A Canadian Forces soldier who took his own life in 2008 "PingPonged" between a civilian medical system that didn't want to deal with him and a military system that didn't know what to do with him, his grieving stepfather told an inquiry Wednesday.
The often emotional, heart-rending testimony from Shaun Fynes of Victoria about the troubled last years and death of Cpl. Stuart Langridge was at once an ardent defence of the young man's character and an angry indictment of the Canadian military.
"Stuart didn't fall between the cracks, he was stuffed between the cracks," Fynes told the Military Police Complaints Commission, which is holding a hearing into allegations that the investigation into Langridge's suicide was biased.

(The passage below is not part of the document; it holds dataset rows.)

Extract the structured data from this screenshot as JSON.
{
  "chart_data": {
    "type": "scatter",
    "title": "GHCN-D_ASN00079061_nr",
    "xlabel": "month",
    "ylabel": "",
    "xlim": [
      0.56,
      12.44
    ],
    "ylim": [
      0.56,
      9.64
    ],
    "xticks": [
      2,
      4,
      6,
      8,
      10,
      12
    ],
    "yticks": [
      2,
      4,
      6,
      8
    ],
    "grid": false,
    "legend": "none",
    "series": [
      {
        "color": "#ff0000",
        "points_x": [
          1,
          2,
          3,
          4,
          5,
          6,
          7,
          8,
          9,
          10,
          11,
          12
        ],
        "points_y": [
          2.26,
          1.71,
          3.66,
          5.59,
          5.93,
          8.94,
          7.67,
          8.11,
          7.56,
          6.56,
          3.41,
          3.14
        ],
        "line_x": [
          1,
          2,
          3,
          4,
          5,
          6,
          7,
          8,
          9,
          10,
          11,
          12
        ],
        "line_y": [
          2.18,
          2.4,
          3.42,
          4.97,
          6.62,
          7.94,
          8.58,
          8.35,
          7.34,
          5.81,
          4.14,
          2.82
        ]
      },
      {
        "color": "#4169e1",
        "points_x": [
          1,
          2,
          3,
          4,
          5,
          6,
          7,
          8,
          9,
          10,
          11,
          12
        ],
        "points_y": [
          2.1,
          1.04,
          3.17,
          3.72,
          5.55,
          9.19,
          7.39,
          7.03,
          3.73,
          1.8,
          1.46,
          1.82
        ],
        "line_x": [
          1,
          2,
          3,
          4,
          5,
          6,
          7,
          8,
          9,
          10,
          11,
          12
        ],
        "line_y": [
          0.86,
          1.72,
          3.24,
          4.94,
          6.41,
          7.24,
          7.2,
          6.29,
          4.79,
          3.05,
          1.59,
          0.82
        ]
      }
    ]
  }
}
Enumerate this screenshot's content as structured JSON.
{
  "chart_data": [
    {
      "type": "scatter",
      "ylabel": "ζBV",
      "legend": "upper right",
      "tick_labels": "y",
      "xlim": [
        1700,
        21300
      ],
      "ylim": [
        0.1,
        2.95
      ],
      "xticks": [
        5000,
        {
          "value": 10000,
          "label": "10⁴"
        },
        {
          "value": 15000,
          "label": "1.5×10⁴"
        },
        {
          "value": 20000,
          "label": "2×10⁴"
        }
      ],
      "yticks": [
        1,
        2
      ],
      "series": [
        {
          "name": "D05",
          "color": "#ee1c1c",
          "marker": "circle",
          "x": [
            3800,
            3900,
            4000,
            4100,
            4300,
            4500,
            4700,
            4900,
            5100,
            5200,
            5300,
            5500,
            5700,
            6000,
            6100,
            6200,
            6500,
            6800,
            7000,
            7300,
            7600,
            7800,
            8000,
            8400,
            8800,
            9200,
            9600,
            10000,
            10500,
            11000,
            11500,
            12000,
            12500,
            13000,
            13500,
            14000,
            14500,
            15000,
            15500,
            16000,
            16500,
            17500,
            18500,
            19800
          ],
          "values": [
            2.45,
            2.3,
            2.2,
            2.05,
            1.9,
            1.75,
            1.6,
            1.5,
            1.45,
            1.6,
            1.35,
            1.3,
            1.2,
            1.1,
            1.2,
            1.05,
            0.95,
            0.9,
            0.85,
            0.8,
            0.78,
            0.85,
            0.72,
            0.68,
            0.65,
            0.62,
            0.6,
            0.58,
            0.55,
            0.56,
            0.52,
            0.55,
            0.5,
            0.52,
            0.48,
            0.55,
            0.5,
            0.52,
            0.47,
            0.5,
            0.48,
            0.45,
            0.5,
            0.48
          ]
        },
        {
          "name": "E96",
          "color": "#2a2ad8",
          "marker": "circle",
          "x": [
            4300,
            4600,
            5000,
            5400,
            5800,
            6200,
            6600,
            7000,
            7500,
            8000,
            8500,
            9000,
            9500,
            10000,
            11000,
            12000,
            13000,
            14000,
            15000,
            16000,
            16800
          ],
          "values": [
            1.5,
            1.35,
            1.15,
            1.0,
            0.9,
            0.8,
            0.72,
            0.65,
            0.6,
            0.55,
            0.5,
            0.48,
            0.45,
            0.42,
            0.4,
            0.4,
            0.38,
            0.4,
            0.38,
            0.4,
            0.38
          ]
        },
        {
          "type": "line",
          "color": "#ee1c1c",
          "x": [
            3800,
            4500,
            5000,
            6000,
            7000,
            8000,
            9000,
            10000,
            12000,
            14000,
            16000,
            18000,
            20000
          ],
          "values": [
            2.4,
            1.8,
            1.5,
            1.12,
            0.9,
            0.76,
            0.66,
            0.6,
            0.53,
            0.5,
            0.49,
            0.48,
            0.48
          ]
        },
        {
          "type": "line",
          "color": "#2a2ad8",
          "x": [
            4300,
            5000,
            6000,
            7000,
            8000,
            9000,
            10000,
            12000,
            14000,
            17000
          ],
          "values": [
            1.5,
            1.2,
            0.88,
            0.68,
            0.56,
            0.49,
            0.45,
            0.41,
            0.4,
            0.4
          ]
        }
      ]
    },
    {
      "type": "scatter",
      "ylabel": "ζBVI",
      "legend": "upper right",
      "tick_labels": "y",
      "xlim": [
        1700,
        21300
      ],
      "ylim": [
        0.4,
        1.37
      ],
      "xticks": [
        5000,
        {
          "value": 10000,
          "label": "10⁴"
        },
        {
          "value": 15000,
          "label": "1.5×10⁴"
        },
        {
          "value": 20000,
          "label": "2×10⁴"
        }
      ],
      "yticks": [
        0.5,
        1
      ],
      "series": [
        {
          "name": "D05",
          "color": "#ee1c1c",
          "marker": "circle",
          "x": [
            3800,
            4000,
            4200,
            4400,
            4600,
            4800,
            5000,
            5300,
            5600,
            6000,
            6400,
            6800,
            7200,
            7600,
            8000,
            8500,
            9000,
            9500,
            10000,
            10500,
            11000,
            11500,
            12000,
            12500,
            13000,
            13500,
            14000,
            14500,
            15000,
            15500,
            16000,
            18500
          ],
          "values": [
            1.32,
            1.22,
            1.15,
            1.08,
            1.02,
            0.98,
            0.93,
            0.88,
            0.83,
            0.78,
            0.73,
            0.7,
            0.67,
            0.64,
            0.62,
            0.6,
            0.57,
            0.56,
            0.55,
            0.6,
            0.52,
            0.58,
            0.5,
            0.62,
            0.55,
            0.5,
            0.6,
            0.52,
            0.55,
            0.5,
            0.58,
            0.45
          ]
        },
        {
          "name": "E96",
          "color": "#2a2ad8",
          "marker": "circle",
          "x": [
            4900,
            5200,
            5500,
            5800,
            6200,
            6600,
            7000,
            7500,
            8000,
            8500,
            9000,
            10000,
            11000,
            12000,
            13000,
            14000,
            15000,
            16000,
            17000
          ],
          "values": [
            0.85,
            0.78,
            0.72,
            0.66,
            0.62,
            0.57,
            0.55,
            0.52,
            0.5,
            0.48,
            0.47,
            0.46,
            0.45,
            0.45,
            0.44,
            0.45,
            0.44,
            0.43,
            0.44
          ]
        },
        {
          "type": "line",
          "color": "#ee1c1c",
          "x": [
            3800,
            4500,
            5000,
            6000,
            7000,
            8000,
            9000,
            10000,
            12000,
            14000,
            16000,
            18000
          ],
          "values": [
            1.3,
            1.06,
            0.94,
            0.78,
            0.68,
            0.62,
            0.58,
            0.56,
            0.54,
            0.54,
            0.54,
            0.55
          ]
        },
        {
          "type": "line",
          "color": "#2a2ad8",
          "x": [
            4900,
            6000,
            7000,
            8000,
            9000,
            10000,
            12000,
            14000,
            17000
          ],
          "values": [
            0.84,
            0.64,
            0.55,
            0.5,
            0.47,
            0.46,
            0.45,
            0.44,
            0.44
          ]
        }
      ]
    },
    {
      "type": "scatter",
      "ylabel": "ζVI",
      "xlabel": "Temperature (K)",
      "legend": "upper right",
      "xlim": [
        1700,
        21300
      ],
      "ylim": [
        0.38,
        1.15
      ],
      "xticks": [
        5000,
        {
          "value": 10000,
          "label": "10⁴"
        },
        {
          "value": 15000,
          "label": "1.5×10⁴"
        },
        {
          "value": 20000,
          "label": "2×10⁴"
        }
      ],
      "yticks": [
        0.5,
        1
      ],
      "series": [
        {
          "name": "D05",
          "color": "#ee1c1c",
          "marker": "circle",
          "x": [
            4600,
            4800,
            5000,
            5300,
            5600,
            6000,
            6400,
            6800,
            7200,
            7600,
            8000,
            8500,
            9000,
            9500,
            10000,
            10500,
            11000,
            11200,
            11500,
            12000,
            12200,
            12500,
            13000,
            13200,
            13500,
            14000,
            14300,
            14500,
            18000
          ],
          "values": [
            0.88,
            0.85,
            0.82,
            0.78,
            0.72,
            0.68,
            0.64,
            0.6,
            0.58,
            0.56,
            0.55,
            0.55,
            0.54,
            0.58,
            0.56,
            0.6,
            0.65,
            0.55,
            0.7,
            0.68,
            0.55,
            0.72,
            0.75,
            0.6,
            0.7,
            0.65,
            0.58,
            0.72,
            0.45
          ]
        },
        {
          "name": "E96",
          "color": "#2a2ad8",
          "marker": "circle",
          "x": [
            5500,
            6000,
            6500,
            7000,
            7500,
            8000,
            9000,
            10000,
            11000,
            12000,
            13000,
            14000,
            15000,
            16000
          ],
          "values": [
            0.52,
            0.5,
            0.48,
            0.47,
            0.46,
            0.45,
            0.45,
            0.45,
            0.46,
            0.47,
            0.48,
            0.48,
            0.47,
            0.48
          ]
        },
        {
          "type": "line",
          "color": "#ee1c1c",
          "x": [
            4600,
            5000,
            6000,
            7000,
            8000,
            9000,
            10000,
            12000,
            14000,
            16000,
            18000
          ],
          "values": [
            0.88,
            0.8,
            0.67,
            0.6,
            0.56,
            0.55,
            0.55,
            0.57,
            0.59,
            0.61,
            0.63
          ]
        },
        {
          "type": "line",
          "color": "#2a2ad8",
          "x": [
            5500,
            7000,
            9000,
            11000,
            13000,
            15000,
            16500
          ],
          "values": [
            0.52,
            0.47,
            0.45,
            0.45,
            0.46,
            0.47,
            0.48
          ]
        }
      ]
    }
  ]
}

"He ricocheted through the system and PingPonged between provincial hospitals that didn't want anything to do with him, and the medical unit that didn't know what to do with him," Fynes testified.
"They couldn't figure out who was co-ordinating his care and who was responsible for his care.
Stuart didn't stand a chance. He was killed by the military."
The apparent inability to keep things straight carried on following the soldier's suicide, said Fynes, who described for the commission how his son's death certificate was rife with mistakes. Langridge's ex-girlfriend was named as next-of-kin, put in charge of the funeral and provided benefits even though their relationship had ended two months before.
"Our son should not be dead," he said. "No one has been accountable for that.
No one has explained that and there's been an incredibly serious attempt to blame the victim."
The commission's inquiry, which began last spring and resumed Wednesday after a summer hiatus, had previously heard testimony about Langridge's spiral into a haze of alcohol and drugs following tours in Bosnia and Afghanistan.
Fynes acknowledged the young soldier's fight with alcohol, but testified that it was "self-medication" for depression and post-traumatic stress.